Lors d’une réception donnée en son honneur, les choses dégénèrent joyeusement. Bill tente de se comporter comme un gentleman, mais ses réflexes populaires ressurgissent. Sally, blessée par l’attitude de la famille et consciente qu’on veut l’écarter, comprend qu’elle est devenue un obstacle à l’ascension de Bill. Elle se retire ou menace de retourner à Lambeth, pensant lui rendre service. C’est alors que le spectacle inverse la logique attendue. Au lieu de laisser l’aristocratie absorber Bill, Bill impose à l’aristocratie une part de son monde : « The Lambeth Walk » transforme la réception mondaine en moment de danse collective. Le quartier populaire entre dans le salon aristocratique, et il y entre en musique.
Le second acte approfondit le conflit. Bill est désormais plus proche du titre, mais plus éloigné de lui-même. On l’habille, on le prépare, on veut faire de lui un représentant acceptable des Hareford.
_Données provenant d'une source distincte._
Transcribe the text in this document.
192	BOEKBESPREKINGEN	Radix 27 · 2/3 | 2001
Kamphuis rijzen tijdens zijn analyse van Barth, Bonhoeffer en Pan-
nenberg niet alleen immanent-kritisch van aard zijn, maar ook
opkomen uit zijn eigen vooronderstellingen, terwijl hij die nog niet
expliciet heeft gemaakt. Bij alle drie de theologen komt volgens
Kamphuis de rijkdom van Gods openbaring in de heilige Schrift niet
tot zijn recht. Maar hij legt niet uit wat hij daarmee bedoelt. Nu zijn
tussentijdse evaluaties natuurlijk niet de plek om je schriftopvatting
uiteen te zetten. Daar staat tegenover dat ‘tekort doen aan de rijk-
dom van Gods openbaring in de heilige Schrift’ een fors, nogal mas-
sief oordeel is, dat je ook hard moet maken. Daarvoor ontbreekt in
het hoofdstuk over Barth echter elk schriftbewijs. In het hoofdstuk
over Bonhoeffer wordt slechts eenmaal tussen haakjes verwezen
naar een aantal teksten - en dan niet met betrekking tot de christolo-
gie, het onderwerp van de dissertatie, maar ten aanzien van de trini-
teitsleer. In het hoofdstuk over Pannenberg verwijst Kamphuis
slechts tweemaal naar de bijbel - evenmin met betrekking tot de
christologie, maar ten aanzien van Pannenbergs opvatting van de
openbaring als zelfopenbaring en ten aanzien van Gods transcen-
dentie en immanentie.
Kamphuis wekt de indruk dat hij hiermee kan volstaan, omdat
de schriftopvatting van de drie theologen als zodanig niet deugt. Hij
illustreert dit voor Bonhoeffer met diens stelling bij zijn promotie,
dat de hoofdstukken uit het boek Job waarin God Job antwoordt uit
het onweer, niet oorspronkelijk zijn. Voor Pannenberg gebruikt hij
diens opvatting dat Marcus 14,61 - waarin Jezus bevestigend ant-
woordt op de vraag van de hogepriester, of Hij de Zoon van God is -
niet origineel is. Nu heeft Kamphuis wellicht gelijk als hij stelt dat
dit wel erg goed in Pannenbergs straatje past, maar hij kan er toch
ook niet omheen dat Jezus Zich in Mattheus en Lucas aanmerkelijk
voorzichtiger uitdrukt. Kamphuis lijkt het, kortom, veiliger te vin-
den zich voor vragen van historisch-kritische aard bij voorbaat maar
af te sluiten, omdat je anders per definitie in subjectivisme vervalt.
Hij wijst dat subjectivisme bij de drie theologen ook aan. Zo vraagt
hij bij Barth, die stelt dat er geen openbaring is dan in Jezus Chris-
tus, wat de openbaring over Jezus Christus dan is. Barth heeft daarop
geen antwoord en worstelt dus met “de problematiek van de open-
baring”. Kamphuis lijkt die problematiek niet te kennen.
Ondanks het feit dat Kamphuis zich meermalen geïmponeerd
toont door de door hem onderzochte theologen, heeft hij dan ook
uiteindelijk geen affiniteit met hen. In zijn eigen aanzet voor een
Les ancêtres, la tradition, les obligations du rang pèsent sur lui. Le comique demeure, mais l’enjeu affectif devient plus net : sans Sally, l’héritage n’a plus vraiment de sens. Bill peut devenir comte, mais à quoi bon si cela signifie renoncer à celle avec qui il formait ce fameux « me and my girl » ?
Sir John, qui comprend mieux que les autres la sincérité du couple, devient un allié discret. La Duchesse elle-même finit par être moins inflexible qu’elle ne le paraissait. La logique sentimentale du musical travaille peu à peu contre la logique de classe. Le spectacle prépare alors sa résolution : Sally revient transformée. Elle apparaît élégante, raffinée, capable de parler et de se tenir comme une femme du monde. Elle prouve ainsi que les signes sociaux que les aristocrates prennent pour des vérités naturelles ne sont, au fond, que des codes que l’on peut apprendre.
Mais cette transformation n’est pas une capitulation. Sally ne devient pas intéressante parce qu’elle abandonne Lambeth; elle devient acceptable parce qu’elle révèle l’artificialité du jugement social. Bill, de son côté, comprend qu’il ne peut pas vivre dans un monde qui l’oblige à renier ce qu’il est. Le couple est finalement reconnu, non parce que Bill et Sally ont été entièrement “corrigés”, mais parce que le monde aristocratique a été forcé d’élargir ses propres limites.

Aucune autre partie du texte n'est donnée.